By 8:30 we were done, and we told everyone that if anyone wanted to remain until “the moment” (still 101 minutes away) we would remain as well. To our astonishment dozens did so, quietly, Frank and I standing in the Mountain Road offering up a hushed minute-by-minute account of what was happening 134 years before. The minutes ticked by, until at 10:11, one of us said, “this is the moment.” No one said a word as we stood there in the Mountain Road, outside the visitor center, within a few feet of where the bullets felled Jackson, the moon beaming through the leaves, the air cool and beautiful. Silence for a few minutes more…and then the assemblage started melting away. By 10:30, they were gone.
I don’t know how many people told me in the aftermath that it was one of the most amazing experiences they’d ever had.
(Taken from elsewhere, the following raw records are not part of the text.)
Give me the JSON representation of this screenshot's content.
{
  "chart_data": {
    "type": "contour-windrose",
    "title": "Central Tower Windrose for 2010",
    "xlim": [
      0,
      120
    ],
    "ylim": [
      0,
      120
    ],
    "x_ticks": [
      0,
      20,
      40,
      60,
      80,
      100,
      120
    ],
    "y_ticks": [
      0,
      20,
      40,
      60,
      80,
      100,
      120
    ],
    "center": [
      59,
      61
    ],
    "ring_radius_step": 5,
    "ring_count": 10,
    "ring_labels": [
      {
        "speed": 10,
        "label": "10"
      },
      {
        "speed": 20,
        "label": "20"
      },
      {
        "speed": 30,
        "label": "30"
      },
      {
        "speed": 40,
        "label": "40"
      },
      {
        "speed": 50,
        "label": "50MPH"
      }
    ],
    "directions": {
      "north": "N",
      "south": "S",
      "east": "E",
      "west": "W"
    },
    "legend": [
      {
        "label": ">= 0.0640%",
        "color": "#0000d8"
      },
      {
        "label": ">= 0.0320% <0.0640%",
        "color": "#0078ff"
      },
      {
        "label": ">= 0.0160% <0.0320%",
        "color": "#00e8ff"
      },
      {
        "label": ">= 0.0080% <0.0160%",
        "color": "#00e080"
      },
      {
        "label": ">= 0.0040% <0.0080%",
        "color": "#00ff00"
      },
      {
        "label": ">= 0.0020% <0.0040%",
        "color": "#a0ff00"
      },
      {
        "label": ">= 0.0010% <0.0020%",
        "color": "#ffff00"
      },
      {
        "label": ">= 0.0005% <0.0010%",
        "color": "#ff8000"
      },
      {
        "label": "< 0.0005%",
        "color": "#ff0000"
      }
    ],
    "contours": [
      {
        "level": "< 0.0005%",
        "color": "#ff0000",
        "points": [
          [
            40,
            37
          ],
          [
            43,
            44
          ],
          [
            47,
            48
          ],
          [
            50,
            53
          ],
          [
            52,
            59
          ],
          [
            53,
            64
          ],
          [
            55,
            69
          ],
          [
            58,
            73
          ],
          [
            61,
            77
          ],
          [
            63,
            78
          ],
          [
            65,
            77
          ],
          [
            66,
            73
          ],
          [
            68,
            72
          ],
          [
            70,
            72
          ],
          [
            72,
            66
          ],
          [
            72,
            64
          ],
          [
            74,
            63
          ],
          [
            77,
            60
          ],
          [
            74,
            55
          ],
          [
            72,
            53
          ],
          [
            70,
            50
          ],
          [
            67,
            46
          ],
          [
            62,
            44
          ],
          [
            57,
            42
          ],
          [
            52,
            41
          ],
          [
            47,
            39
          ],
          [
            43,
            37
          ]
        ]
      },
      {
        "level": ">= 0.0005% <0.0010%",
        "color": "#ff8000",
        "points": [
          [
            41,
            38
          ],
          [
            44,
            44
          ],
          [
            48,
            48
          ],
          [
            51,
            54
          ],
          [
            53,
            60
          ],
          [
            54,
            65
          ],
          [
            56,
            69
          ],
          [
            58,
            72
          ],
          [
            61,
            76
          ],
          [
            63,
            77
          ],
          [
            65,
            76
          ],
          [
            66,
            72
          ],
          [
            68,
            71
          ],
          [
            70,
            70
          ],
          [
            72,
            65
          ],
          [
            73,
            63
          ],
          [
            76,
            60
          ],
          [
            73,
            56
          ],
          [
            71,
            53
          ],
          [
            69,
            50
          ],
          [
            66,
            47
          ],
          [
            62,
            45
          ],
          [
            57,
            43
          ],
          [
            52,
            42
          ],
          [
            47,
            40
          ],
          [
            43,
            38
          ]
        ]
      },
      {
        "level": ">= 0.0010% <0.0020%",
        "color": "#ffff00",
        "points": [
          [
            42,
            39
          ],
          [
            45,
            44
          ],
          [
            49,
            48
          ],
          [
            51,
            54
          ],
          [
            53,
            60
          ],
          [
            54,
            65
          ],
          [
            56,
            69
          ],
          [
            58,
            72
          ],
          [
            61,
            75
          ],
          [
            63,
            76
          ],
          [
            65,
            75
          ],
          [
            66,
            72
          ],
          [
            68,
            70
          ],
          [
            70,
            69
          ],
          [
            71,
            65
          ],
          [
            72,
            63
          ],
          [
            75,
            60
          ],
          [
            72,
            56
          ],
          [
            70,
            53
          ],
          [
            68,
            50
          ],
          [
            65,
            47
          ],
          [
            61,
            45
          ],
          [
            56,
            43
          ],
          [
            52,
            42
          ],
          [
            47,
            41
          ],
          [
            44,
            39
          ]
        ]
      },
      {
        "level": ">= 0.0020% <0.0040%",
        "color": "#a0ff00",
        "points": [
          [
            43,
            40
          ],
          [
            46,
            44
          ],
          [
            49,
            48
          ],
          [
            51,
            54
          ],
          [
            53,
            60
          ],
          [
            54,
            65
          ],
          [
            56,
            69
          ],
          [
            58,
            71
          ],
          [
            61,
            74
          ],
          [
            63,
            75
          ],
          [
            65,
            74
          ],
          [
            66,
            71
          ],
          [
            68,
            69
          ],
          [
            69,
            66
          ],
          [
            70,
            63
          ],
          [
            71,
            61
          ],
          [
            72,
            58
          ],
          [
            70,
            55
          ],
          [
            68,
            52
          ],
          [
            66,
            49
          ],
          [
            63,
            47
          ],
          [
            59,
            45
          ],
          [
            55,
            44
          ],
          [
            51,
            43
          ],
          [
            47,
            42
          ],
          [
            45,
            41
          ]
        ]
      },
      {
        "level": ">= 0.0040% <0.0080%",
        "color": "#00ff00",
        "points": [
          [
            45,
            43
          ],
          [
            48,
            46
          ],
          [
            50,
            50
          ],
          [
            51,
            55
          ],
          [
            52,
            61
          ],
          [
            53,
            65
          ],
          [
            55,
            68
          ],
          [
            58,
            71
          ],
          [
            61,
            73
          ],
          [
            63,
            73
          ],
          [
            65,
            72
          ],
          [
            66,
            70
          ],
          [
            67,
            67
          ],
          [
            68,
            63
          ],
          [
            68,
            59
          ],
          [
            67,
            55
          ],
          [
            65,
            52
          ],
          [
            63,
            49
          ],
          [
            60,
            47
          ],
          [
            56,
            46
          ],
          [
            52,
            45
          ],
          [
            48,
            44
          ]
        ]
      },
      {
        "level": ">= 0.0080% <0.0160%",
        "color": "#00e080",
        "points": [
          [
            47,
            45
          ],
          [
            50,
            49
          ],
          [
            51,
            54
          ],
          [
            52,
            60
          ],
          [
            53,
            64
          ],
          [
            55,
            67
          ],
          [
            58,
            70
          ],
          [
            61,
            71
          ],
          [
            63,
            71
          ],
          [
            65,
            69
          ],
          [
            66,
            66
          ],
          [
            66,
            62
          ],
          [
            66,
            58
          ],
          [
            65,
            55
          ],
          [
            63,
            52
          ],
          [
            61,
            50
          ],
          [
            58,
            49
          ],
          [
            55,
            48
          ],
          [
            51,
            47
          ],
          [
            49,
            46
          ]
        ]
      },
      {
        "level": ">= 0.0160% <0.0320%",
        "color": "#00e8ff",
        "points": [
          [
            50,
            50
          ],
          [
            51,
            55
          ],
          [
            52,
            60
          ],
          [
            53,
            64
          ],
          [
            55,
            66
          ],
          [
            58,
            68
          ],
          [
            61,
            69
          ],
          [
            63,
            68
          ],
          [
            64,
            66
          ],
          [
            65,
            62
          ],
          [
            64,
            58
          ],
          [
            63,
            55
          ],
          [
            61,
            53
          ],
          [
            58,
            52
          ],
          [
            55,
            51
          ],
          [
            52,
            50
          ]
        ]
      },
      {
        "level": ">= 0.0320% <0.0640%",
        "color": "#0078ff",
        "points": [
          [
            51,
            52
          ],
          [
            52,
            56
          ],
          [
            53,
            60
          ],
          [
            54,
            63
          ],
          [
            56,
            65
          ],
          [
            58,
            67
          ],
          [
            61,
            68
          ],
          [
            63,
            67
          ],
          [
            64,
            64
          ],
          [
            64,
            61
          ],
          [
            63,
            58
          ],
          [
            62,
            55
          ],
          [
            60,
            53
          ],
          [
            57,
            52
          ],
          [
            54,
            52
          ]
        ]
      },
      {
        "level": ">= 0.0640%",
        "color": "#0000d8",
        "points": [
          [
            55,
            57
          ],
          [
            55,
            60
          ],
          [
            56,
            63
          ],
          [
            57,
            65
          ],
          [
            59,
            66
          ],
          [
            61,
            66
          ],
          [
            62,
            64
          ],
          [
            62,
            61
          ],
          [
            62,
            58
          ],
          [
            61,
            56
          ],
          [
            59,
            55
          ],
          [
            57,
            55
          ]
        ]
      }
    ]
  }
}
The “Moonwalk,” as it has since become known, offered up a vivid lesson: people want to get close to history, they want to come as close as they can to touching it, feeling it. Nothing more substantial than the arrangement of celestial bodies transformed a tour done thousands of times for probably a million people into something absolutely unique in my experience (and I suspect the visitors’ too). The passage of time is an accumulating barrier to history, but once in a while those barriers can lower–and when they do, people will come. They are not nutty, but rather seek a human connection (be it imagined or real) with events and people they strive (or struggle) to understand.
It is a powerful hint why the Sesquicentennial matters so much to so many (though far more could not care less about it): even a shared moment of time distanced by precisely 150 years is enough to lower those barriers just a bit, and heighten the connection–sometimes for a moment, sometimes for a lifetime.